Just been asked to make a cheeseboard by swmbo, I've wandered to the garage/tip/fortress of solitude and found a piece of oak roughly the right size. So is oak OK for this application? (Household use), if so what should I finish it with?

Thanks!

:)
 
I'd be a bit wary of oak for a cheeseboard. Like others have said, very open grain so difficult to keep clean, and if the cheese is the least hygroscopic (all the salty ones are) it may get wet and start to react with any non-stainless steel items.
Maybe insert a tile into the oak for the cheese to sit on?
 
Just use it as is and wash it after use. No need to treat it though you could put linseed or olive oil on it when it's nice and dry.

We've been using all sorts of offcuts for plates, cheeseboards etc. More useful than you'd think - a piece say 12x10" just right for two slices of toast and a cup of coffee in bed.

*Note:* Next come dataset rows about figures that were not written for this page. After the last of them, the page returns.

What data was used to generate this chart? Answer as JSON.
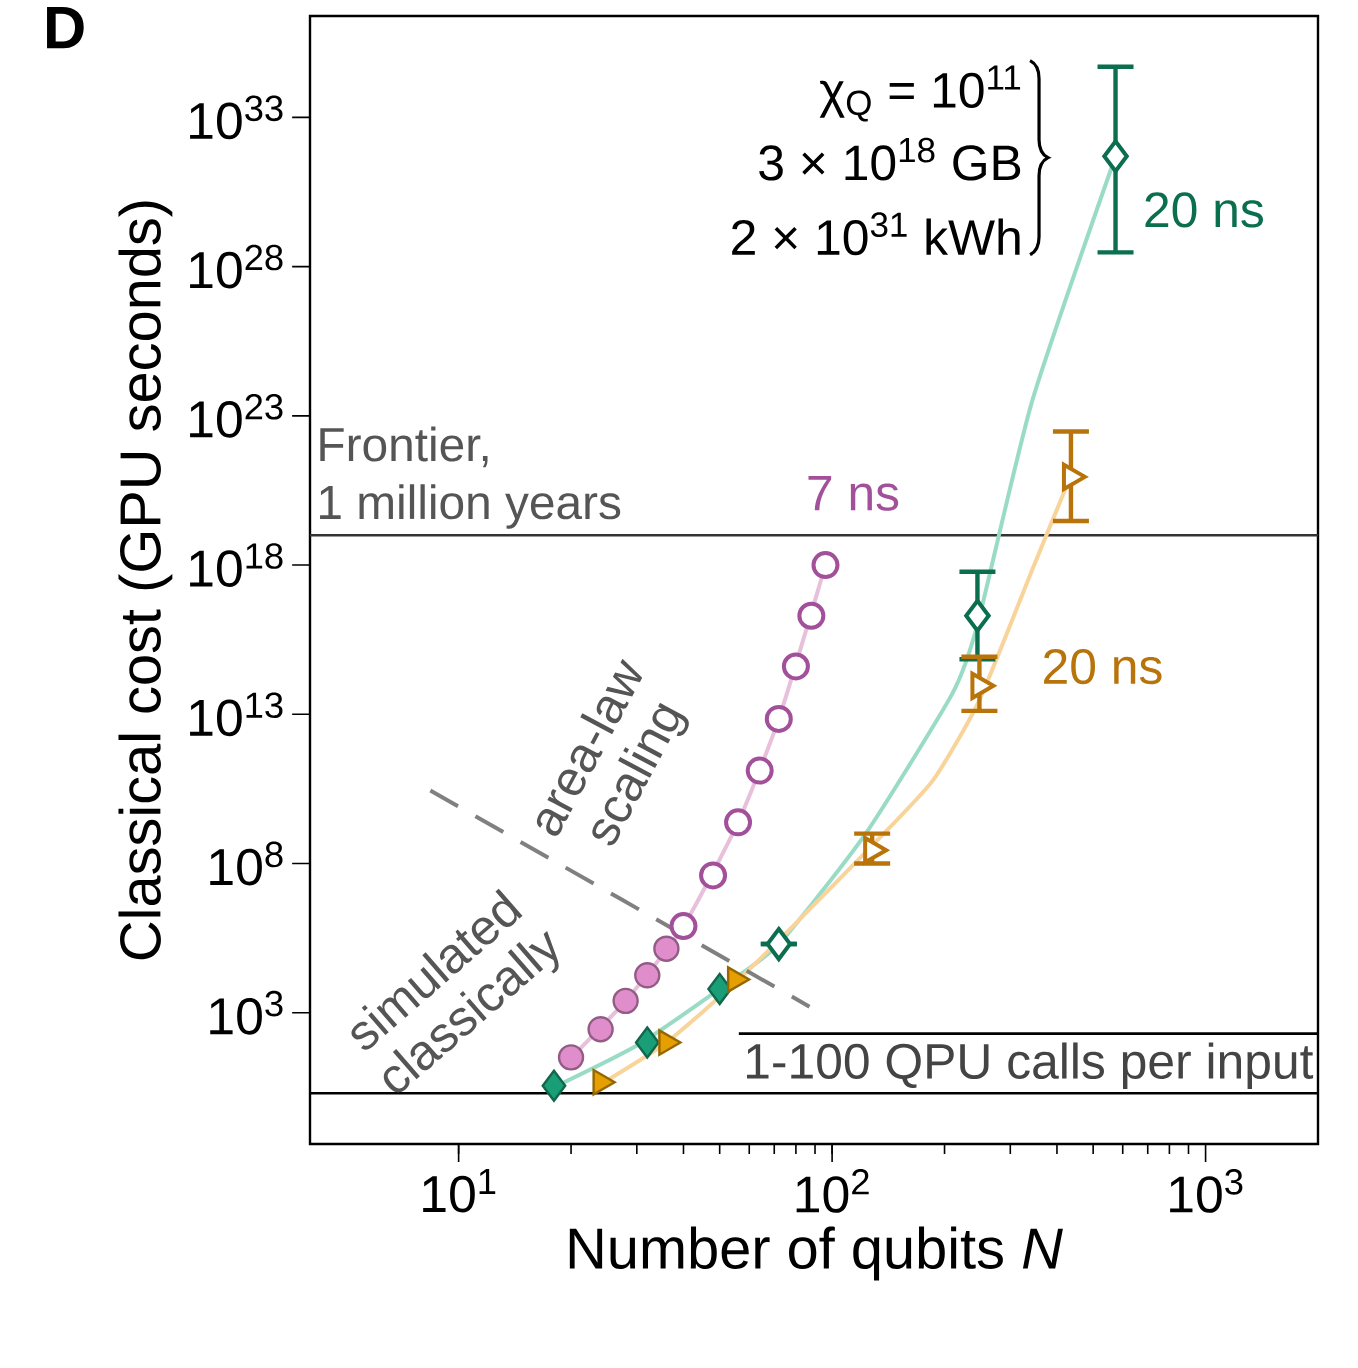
{
  "chart_data": {
    "type": "scatter",
    "xlabel": "Number of qubits *N*",
    "ylabel": "Classical cost (GPU seconds)",
    "log": "xy",
    "xlim": [
      4,
      2000
    ],
    "ylim": [
      0.04,
      2.5e+36
    ],
    "xticks": [
      {
        "value": 10,
        "label": "10$^{1}$"
      },
      {
        "value": 100,
        "label": "10$^{2}$"
      },
      {
        "value": 1000,
        "label": "10$^{3}$"
      }
    ],
    "yticks": [
      {
        "value": 1000.0,
        "label": "10$^{3}$"
      },
      {
        "value": 100000000.0,
        "label": "10$^{8}$"
      },
      {
        "value": 10000000000000.0,
        "label": "10$^{13}$"
      },
      {
        "value": 1e+18,
        "label": "10$^{18}$"
      },
      {
        "value": 1e+23,
        "label": "10$^{23}$"
      },
      {
        "value": 1e+28,
        "label": "10$^{28}$"
      },
      {
        "value": 1e+33,
        "label": "10$^{33}$"
      }
    ],
    "grid": false,
    "series": [
      {
        "type": "line",
        "color": "#e8c0dc",
        "marker": "none",
        "x": [
          19,
          28,
          40,
          56,
          72,
          96
        ],
        "values": [
          16,
          2500,
          800000.0,
          2400000000.0,
          7000000000000.0,
          1e+18
        ]
      },
      {
        "type": "line",
        "color": "#9adbc5",
        "marker": "none",
        "x": [
          18,
          30,
          50,
          72,
          123,
          210,
          245,
          343,
          574
        ],
        "values": [
          3.2,
          80,
          6300,
          200000.0,
          1000000000.0,
          50000000000000.0,
          1e+16,
          3e+23,
          5e+31
        ]
      },
      {
        "type": "line",
        "color": "#f8d49a",
        "marker": "none",
        "x": [
          24,
          36,
          55,
          80,
          128,
          186,
          248,
          345,
          436
        ],
        "values": [
          4,
          100,
          10000.0,
          1000000.0,
          400000000.0,
          60000000000.0,
          30000000000000.0,
          8e+17,
          1e+21
        ]
      },
      {
        "type": "line",
        "color": "#808080",
        "marker": "none",
        "line_style": "dashed",
        "x": [
          8.4,
          87
        ],
        "values": [
          28000000000.0,
          1600
        ]
      },
      {
        "color": "#e08ecb",
        "marker": "circle",
        "x": [
          20,
          24,
          28,
          32,
          36
        ],
        "values": [
          32,
          280,
          2500,
          18000.0,
          140000.0
        ]
      },
      {
        "color": "#a3509a",
        "marker": "circle",
        "colors": [
          "#ffffff",
          "#ffffff",
          "#ffffff",
          "#ffffff",
          "#ffffff",
          "#ffffff",
          "#ffffff",
          "#ffffff"
        ],
        "x": [
          40,
          48,
          56,
          64,
          72,
          80,
          88,
          96
        ],
        "values": [
          800000.0,
          40000000.0,
          2400000000.0,
          130000000000.0,
          7000000000000.0,
          400000000000000.0,
          2e+16,
          1e+18
        ]
      },
      {
        "color": "#1a9e77",
        "marker": "diamond",
        "x": [
          18,
          32,
          50
        ],
        "values": [
          3.6,
          100,
          6200
        ]
      },
      {
        "color": "#0b6e4f",
        "marker": "diamond",
        "colors": [
          "#ffffff",
          "#ffffff",
          "#ffffff"
        ],
        "x": [
          72,
          245,
          574
        ],
        "values": [
          200000.0,
          2e+16,
          5e+31
        ],
        "errors": [
          null,
          [
            700000000000000.0,
            6e+17
          ],
          [
            3e+28,
            5e+34
          ]
        ]
      },
      {
        "color": "#e69f00",
        "marker": "triangle",
        "x": [
          24,
          36,
          55
        ],
        "values": [
          4.7,
          100,
          13000.0
        ]
      },
      {
        "color": "#b8730a",
        "marker": "triangle",
        "colors": [
          "#ffffff",
          "#ffffff",
          "#ffffff"
        ],
        "x": [
          128,
          248,
          436
        ],
        "values": [
          280000000.0,
          90000000000000.0,
          9e+20
        ],
        "errors": [
          [
            100000000.0,
            1000000000.0
          ],
          [
            13000000000000.0,
            850000000000000.0
          ],
          [
            3e+19,
            3e+22
          ]
        ]
      }
    ],
    "ref_lines": [
      {
        "axis": "y",
        "value": 1e+19,
        "label": [
          "Frontier,",
          "1 million years"
        ],
        "color": "#333333"
      },
      {
        "axis": "y",
        "value": 2,
        "label": "1-100 QPU calls per input",
        "color": "#000000"
      },
      {
        "axis": "y",
        "value": 200,
        "color": "#000000"
      }
    ],
    "annotations": [
      "D",
      "simulated classically",
      "area-law scaling",
      "χ$_{Q}$ = 10$^{11}$",
      "3 × 10$^{18}$ GB",
      "2 × 10$^{31}$ kWh",
      "7 ns",
      "20 ns",
      "20 ns"
    ]
  }
}
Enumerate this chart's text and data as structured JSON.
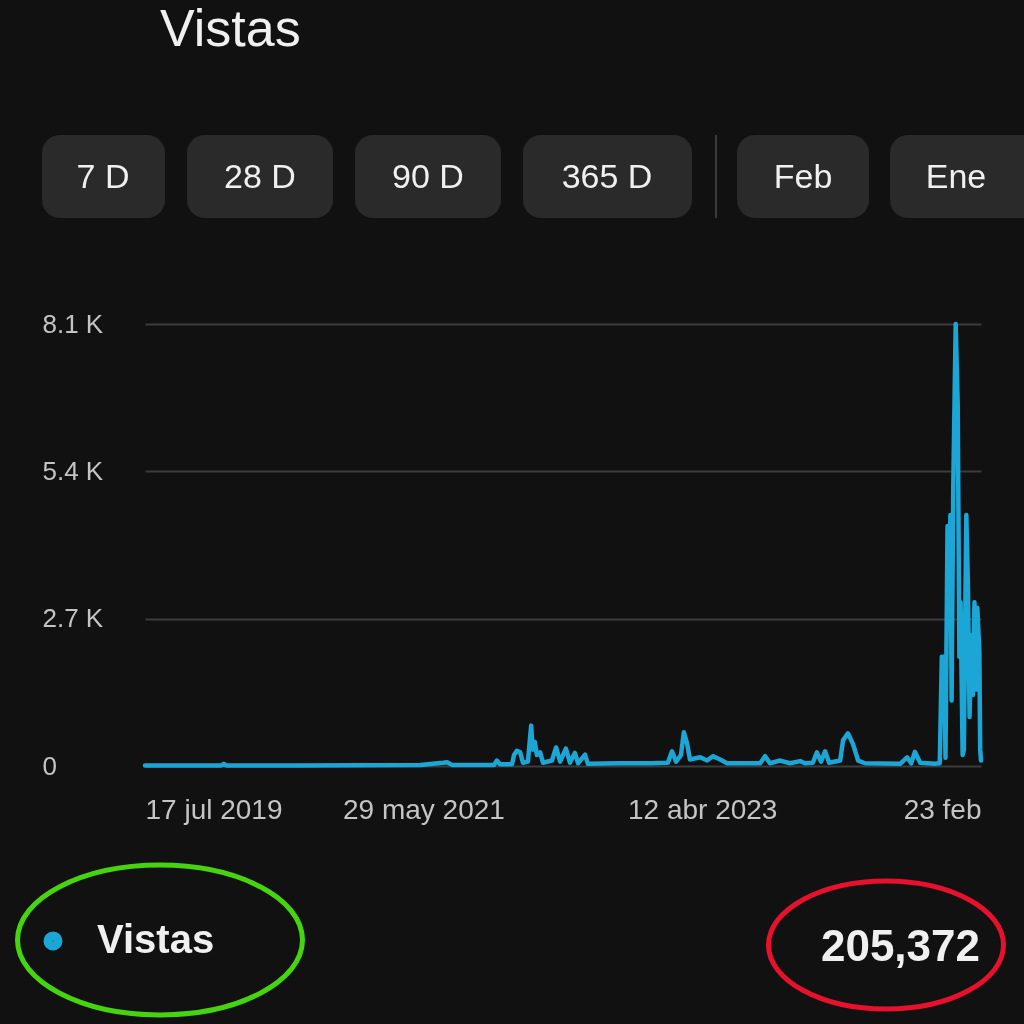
{
  "chart_data": {
    "type": "line",
    "title": "Vistas",
    "x": [
      "2019-07-17",
      "2019-10-11",
      "2020-01-20",
      "2020-01-26",
      "2020-02-01",
      "2020-07-31",
      "2021-05-21",
      "2021-07-16",
      "2021-07-26",
      "2021-08-07",
      "2021-11-08",
      "2021-11-18",
      "2021-11-25",
      "2021-12-03",
      "2022-01-01",
      "2022-01-06",
      "2022-01-13",
      "2022-01-21",
      "2022-01-28",
      "2022-02-09",
      "2022-02-17",
      "2022-02-21",
      "2022-02-26",
      "2022-03-03",
      "2022-03-11",
      "2022-03-18",
      "2022-04-09",
      "2022-04-19",
      "2022-04-29",
      "2022-05-13",
      "2022-05-23",
      "2022-06-04",
      "2022-06-12",
      "2022-06-29",
      "2022-07-06",
      "2022-09-23",
      "2022-12-05",
      "2023-01-18",
      "2023-01-28",
      "2023-02-07",
      "2023-02-19",
      "2023-02-26",
      "2023-03-06",
      "2023-03-13",
      "2023-04-07",
      "2023-04-24",
      "2023-05-08",
      "2023-05-26",
      "2023-06-12",
      "2023-09-01",
      "2023-09-13",
      "2023-09-25",
      "2023-10-20",
      "2023-11-13",
      "2023-12-08",
      "2023-12-20",
      "2024-01-08",
      "2024-01-18",
      "2024-01-28",
      "2024-02-07",
      "2024-02-17",
      "2024-03-15",
      "2024-03-22",
      "2024-04-03",
      "2024-04-15",
      "2024-04-28",
      "2024-05-15",
      "2024-08-09",
      "2024-08-26",
      "2024-09-05",
      "2024-09-14",
      "2024-09-27",
      "2024-11-02",
      "2024-11-14",
      "2024-11-19",
      "2024-11-25",
      "2024-11-28",
      "2024-12-03",
      "2024-12-06",
      "2024-12-10",
      "2024-12-13",
      "2024-12-17",
      "2024-12-23",
      "2024-12-28",
      "2025-01-01",
      "2025-01-04",
      "2025-01-09",
      "2025-01-12",
      "2025-01-18",
      "2025-01-22",
      "2025-01-26",
      "2025-01-30",
      "2025-02-03",
      "2025-02-07",
      "2025-02-11",
      "2025-02-14",
      "2025-02-19",
      "2025-02-21",
      "2025-02-23"
    ],
    "series": [
      {
        "name": "Vistas",
        "color": "#1ba6d6",
        "values": [
          10,
          10,
          10,
          40,
          10,
          10,
          20,
          60,
          70,
          20,
          20,
          20,
          100,
          30,
          30,
          200,
          280,
          250,
          60,
          80,
          740,
          300,
          440,
          200,
          250,
          60,
          100,
          340,
          80,
          320,
          60,
          240,
          50,
          210,
          40,
          50,
          50,
          60,
          270,
          80,
          200,
          620,
          410,
          120,
          160,
          100,
          180,
          120,
          50,
          50,
          180,
          50,
          100,
          50,
          90,
          50,
          60,
          250,
          80,
          270,
          60,
          100,
          470,
          600,
          410,
          100,
          50,
          40,
          160,
          50,
          260,
          60,
          40,
          50,
          2000,
          2000,
          150,
          4400,
          2500,
          4600,
          1200,
          5100,
          8100,
          6600,
          2000,
          3000,
          200,
          300,
          4600,
          3300,
          900,
          2400,
          1300,
          3000,
          1400,
          2900,
          2100,
          300,
          100
        ]
      }
    ],
    "xlim": [
      "2019-07-17",
      "2025-02-23"
    ],
    "xticks": [
      {
        "value": "2019-07-17",
        "label": "17 jul 2019"
      },
      {
        "value": "2021-05-29",
        "label": "29 may 2021"
      },
      {
        "value": "2023-04-12",
        "label": "12 abr 2023"
      },
      {
        "value": "2025-02-23",
        "label": "23 feb"
      }
    ],
    "ylim": [
      0,
      8100
    ],
    "yticks": [
      0,
      {
        "value": 2700,
        "label": "2.7 K"
      },
      {
        "value": 5400,
        "label": "5.4 K"
      },
      {
        "value": 8100,
        "label": "8.1 K"
      }
    ],
    "grid": "y",
    "legend": "bottom left",
    "annotations": [
      "7 D",
      "28 D",
      "90 D",
      "365 D",
      "Feb",
      "Ene",
      "205,372"
    ]
  }
}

Cut a groove around the edge to catch crumbs.
They double as mats for hot things on the table, or as chopping boards.

Wood is surprisingly durable in the kitchen - we regularly use bowls which are 50 years old or more (my old dad made them). Just have to avoid excess heat and moisture - a quick wash, no soaking etc.
 
I seem to remember Jamie Oliver selling an oak one that was just a piece of oak with the sapwood on one edge for £60 ish.

Google cheese boards, loads of different woods and cracks, knot holes etc.

Danish oil is food safe a few costs rubbed on with a scotchbrite pad should make a slurry that will fill the grain.

Pete
 
Just go for it. Too many say this, that and the other about all sorts of timber not being suitable for chopping boards.......but how many oak worktops are out there?!

Looked after properly they'll be fine. Crack on I say
 
Right then, I'll have a go with this piece of oak - it doesn't have to last forever or look fantastic. In fact the brief from swimbo when she saw the oak was "can you make it look so that it didn't come from the bottom of the garden?" :D

I might have some Danish oil already, I'll have a look. One thing I have just found is a small piece of maple of a similar thickness, if I have time I might try a stripey board.

Thanks very much for the help.
 
Just so you know, being a keen cook I have 'lots' of chopping boards, made from leftovers from table tops, worktops and the like.
Oak, Maple, Walnut, Hickory, Beech, Iroko and even Sapele. The only wood I regularly use in the workshop that hasn't made it's way into the kitchen is Douglas Fir (and Accoya but that doesn't really count as wood as far as I'm concerned.)

All my chopping boards get a few coats of Tung Oil which is renewed every 'whenever I remember.'

No one has yet to die from eating food prepped on any of these boards, although I have prepared some truly disastrous meals on them.